M&A: Empire
Online Takeover Goes Awry
By Brian Cattell
The Deal, 22 November 2005
A second round of takeover talks for British Internet
gambling business Empire Online plc failed Monday, Nov.
21, this time with suitor PartyGaming plc, as the pair
prepared to head to court to settle their differences.
The acrimony dates to Nov. 3, when PartyGaming, the
world’s biggest online-gaming operator, said it
had made a preliminary takeover approach to Empire Online,
a marketing-oriented company that makes some of its
money by delivering customers to PartyGaming’s
site.
By then, Empire Online’s financial performance
gad already begun to be hurt by PartyGaming’s
October decision to prevent its own customers from using
so-called “skin sites” such as Empire. The
smaller company is one of a number of online gambling
providers that use PartyGaming’s poker software
to operate its site. The separation introduced PartyGaming
eliminated the large pool of players Empire could previously
access.
“The situation is a bit of a mess and
suggests a lack of pre-M&A planning on PartyGaming’s
part, “said Simon Rawling, global head of project
management consultancy PIPC. “PartyGaming is obviously
acquisition hungry, but it has scuppered its own deal.

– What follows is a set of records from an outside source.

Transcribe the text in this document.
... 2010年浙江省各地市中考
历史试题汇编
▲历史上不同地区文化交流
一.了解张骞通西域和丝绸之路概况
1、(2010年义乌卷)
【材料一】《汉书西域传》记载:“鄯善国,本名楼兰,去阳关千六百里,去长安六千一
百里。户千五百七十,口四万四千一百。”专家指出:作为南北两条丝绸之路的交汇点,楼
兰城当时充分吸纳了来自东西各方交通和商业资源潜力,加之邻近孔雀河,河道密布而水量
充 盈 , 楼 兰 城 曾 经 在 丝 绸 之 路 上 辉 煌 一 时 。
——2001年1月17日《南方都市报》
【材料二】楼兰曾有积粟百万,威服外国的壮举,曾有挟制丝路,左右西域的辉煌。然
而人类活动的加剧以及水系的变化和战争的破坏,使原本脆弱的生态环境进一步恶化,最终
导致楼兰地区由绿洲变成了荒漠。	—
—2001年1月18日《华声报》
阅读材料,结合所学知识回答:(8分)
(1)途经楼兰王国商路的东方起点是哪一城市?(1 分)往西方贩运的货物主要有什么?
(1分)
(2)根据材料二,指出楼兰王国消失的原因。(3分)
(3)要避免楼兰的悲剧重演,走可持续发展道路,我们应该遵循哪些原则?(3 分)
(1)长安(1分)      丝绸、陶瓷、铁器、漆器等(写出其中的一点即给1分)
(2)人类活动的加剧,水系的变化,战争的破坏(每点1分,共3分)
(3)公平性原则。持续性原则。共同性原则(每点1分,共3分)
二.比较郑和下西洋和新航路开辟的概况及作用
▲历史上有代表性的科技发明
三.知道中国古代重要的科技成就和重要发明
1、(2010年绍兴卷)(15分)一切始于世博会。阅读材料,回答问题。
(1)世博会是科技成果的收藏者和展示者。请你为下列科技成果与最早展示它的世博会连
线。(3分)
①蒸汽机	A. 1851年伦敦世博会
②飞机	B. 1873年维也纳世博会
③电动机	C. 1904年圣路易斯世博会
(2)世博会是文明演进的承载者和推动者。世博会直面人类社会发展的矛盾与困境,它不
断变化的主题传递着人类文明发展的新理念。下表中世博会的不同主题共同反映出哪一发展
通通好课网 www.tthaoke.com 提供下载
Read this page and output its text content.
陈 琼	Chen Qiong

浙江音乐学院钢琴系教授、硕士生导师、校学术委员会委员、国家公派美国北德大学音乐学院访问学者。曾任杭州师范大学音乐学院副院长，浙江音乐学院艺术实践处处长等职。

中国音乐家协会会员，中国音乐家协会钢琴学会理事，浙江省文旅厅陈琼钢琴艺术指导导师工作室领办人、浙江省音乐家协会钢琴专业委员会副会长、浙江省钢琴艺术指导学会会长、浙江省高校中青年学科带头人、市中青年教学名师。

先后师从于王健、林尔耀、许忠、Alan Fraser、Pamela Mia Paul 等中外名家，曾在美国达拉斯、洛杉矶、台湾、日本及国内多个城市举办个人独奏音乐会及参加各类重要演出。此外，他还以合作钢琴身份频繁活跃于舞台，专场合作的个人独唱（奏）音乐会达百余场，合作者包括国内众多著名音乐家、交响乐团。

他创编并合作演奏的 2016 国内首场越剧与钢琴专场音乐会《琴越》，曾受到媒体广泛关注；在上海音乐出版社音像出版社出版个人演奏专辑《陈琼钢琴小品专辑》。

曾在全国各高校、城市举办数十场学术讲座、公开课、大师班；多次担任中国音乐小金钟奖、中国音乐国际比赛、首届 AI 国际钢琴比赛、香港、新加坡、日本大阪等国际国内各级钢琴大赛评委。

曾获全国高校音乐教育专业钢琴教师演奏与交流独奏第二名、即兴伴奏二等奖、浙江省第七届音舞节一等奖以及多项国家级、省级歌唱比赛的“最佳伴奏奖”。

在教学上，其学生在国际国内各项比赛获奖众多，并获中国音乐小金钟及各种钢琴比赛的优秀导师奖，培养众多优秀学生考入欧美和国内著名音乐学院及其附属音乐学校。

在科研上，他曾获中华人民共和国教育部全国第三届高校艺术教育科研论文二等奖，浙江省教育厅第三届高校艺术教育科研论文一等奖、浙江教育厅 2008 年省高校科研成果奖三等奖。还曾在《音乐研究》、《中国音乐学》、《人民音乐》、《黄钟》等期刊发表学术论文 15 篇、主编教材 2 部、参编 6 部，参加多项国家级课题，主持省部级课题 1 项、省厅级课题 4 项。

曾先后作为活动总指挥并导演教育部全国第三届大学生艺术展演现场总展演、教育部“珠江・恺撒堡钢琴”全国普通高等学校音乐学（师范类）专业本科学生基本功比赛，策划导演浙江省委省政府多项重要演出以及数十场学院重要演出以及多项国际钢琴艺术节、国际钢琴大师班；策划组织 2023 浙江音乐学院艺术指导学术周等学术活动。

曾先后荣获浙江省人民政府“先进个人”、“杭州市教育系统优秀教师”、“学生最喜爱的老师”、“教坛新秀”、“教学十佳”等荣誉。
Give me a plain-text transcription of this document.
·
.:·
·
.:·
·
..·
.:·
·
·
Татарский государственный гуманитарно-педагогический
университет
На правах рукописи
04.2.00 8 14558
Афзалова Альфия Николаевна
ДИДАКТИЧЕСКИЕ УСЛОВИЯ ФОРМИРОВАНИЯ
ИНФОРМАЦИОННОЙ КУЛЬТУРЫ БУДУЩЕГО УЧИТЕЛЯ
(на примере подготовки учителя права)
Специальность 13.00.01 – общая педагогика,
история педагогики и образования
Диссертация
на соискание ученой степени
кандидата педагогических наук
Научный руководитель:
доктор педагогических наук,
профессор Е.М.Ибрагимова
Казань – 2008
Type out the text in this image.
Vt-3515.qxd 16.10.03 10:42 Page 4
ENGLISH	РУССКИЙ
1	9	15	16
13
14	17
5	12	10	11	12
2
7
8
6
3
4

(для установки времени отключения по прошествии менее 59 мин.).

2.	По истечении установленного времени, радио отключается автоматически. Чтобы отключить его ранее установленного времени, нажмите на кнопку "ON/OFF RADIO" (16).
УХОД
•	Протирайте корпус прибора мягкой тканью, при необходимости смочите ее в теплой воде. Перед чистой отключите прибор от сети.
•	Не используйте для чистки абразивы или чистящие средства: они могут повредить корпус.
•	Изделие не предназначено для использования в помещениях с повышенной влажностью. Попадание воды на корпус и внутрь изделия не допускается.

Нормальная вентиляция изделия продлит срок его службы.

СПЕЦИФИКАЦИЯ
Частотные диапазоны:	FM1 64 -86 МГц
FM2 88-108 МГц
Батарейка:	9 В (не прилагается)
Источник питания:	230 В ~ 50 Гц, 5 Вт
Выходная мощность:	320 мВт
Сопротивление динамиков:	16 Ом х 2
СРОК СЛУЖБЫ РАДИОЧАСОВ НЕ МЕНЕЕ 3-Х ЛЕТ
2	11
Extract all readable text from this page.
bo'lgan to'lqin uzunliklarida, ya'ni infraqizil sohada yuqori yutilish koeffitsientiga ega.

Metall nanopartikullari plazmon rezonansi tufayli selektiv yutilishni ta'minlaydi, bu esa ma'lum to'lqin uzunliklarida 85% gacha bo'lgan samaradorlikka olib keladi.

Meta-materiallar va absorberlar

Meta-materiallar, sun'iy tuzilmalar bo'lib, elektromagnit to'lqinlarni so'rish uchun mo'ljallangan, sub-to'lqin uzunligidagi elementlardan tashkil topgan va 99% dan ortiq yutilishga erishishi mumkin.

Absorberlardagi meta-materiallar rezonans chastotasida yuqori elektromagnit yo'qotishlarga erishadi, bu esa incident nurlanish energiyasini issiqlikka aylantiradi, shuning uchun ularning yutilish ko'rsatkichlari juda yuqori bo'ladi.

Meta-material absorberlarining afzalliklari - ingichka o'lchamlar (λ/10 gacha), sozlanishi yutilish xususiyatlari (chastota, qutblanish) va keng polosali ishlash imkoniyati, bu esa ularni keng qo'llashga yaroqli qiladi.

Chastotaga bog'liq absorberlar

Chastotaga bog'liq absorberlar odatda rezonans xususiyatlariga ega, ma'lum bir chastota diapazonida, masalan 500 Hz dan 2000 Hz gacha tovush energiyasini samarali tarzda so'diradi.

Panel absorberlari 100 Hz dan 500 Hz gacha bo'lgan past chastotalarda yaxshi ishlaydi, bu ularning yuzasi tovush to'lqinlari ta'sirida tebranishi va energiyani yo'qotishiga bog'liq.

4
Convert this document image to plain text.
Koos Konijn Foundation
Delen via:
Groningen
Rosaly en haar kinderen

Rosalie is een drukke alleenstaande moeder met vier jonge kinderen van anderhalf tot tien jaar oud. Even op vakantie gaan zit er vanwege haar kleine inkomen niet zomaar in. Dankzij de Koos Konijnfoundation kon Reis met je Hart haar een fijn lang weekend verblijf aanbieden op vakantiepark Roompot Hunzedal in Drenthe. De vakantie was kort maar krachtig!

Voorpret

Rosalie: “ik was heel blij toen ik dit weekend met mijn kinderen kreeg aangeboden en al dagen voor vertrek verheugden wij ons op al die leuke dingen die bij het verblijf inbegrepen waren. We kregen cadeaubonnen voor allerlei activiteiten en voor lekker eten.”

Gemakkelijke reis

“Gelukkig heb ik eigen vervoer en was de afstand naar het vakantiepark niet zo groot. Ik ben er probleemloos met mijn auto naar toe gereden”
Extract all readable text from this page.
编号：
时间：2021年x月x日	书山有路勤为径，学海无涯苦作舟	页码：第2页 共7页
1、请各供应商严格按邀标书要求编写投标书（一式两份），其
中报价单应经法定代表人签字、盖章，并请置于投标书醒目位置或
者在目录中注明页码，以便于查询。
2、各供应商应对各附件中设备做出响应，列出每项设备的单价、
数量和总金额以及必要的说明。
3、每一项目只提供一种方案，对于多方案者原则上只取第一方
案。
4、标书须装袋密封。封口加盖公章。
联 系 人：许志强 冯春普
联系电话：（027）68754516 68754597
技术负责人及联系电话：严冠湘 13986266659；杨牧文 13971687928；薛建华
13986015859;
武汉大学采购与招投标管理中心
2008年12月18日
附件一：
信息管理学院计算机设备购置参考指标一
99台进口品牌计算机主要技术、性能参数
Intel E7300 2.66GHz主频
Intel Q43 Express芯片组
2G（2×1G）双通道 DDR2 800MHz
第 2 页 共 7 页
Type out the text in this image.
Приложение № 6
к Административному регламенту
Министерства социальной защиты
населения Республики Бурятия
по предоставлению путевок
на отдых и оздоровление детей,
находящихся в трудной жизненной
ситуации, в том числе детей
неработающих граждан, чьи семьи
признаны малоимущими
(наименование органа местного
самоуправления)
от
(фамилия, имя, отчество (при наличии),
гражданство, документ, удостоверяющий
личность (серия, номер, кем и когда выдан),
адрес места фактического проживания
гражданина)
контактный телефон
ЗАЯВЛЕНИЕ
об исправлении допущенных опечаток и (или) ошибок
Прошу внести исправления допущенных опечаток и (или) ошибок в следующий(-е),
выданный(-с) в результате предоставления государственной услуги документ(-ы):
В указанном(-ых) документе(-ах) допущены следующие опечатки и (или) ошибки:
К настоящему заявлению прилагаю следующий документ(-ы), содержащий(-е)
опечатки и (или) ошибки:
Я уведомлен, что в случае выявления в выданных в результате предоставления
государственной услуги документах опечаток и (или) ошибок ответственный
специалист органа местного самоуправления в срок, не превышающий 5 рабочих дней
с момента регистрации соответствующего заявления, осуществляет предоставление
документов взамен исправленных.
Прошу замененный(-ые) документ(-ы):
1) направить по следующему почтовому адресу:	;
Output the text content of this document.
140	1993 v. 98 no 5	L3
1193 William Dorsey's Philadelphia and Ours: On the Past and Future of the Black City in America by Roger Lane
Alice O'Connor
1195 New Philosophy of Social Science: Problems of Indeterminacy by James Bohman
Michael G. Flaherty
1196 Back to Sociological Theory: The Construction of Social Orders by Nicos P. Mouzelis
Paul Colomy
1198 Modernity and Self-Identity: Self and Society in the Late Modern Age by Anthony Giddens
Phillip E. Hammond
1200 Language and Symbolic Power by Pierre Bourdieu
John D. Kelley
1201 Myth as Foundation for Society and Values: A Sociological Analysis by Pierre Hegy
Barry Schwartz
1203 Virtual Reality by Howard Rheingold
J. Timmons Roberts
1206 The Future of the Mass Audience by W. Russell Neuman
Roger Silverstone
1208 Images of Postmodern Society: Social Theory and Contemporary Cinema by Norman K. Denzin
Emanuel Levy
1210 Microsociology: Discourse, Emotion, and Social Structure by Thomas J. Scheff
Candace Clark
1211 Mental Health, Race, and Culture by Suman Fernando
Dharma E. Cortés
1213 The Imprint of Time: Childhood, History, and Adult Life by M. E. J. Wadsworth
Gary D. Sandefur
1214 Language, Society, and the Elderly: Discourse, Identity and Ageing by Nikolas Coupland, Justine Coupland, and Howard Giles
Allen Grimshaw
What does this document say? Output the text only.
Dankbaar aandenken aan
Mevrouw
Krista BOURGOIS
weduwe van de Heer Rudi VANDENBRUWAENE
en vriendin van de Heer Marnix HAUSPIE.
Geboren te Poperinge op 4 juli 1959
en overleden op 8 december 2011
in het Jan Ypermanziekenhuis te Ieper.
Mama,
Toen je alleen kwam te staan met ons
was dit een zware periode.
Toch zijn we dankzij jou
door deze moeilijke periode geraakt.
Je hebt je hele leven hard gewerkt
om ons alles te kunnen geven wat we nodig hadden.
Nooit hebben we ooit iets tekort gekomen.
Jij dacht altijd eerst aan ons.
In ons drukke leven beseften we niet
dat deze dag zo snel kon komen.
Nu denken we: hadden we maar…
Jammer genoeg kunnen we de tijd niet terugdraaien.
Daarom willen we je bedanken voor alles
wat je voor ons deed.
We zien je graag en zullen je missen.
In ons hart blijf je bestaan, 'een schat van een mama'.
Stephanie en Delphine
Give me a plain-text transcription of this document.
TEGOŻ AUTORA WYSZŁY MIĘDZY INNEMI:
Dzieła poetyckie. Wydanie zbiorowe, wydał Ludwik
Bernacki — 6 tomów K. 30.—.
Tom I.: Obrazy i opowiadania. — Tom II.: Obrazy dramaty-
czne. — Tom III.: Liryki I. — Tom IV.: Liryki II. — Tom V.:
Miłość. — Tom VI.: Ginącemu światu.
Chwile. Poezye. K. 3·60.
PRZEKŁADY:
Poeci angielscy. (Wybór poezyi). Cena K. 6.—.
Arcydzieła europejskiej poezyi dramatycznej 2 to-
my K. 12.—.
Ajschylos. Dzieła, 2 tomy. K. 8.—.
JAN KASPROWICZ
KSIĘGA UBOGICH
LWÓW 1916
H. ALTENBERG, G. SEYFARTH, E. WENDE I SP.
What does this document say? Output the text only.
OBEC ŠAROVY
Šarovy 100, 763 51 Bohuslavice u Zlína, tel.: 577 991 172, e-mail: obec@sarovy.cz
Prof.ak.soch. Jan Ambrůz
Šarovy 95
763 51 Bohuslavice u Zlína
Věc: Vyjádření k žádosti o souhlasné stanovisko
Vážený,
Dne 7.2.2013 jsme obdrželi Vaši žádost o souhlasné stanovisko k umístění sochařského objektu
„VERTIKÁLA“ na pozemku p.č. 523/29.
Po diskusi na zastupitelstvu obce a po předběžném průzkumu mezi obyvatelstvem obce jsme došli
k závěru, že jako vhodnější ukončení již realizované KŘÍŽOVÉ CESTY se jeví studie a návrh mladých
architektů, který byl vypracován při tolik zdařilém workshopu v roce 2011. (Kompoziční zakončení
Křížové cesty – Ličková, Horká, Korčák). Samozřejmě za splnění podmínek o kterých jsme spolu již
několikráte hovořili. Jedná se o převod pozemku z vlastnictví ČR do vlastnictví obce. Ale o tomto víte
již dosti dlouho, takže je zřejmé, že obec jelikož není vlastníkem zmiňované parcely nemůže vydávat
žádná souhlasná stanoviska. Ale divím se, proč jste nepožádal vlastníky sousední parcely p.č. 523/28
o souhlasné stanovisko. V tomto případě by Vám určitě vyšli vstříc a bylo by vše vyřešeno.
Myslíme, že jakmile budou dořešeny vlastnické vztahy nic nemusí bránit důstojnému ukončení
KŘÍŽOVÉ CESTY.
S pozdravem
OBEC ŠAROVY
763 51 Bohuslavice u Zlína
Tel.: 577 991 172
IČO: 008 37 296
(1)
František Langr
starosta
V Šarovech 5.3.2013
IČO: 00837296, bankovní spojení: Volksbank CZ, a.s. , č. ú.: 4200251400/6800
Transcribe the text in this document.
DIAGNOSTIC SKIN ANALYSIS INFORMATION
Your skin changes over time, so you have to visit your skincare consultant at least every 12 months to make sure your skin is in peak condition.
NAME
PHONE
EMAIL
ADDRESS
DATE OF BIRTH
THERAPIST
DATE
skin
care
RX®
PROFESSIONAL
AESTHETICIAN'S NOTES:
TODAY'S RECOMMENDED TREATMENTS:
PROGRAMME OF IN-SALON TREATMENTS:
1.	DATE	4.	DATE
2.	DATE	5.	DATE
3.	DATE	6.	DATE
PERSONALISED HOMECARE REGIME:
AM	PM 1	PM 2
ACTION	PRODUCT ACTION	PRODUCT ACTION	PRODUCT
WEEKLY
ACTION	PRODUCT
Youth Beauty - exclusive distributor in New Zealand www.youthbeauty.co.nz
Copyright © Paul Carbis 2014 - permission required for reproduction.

If it was always PartyGaming’s intention to cut
off a large chuck if its user base, then why make the
initial offer to reduce it later? It was either poor
planning or a gamble that didn’t pay off.”
Empire, whose share price had plummeted since it listed
earlier this year, issue a profit warning in October,
saying that its earnings would be 10% below a previous
consensus forecast.
The company said the indicative offer from PartyGaming
earlier this month had envisioned an all-share bid that
would have valued Empire Online at 10% of the value
of the enlarged entity, or about £400 million
($687 million).
However, following a drawn-out due-diligence process
and continued delays in the timetable of the talks,
PartyGaming later came back with an offer that Empire
Online said was “significantly different both
in terms of the price and structure and at a level that
cannot be recommended.”
Gibraltar-based PartyGaming said its revised offer
for Empire was for 60 pence per share, suggesting a
£170 million market value for Empire. It also
took issue with Empire’s version of the collapse
of the talks. PartyGaming said it never made an indicative
offer and was not in a position to make any kind until
it had completed its due diligence.
Empire, meanwhile, said it had been considering legal
action PartyGaming ever since the larger operator’s
decision in October to ringfence its customers from
the skins. It had refrained from legal action while
in takeover talks with oaryGaming but now that those
talks have collapsed has decide to proceed, a source
close to the company said.
The source added that Empire’s case would be
based on the allegation that partyGaming’s change
to its platform violated contract terms.
Partygaming said Empire has yet to contact it about
the legal appeal, but is confident of a successful outcome.
“Before we reorganized the platform, we obviously
looked into what the legal implications would be,”
said a source close to PartyGaming. “And we were
happy that there weren’t any issues.”
The breakdown of the talks marks the second time that
Empire missed out on being acquired. Earlier this year,
another online gaming operator, Sportingbet plc, proposed
a £790 million indicative offer, but the talk
eventually collapsed.
Nonetheless, the company’s shares rose 6.3% to
67.50 pence, as it said it was looking into other possible
commercial agreements.
Deutsche bank AG’s Charles Wilkinson and Dresdner
Kleinwort Wasserstein’s Chris Airey are advising
PartyGaming.
Freshfields Bruckhaus Deringer’s Chris Mort is
its counsel.
Empire’s financial adviser is Numis Securities
Ltd., but it would not identify its counsel.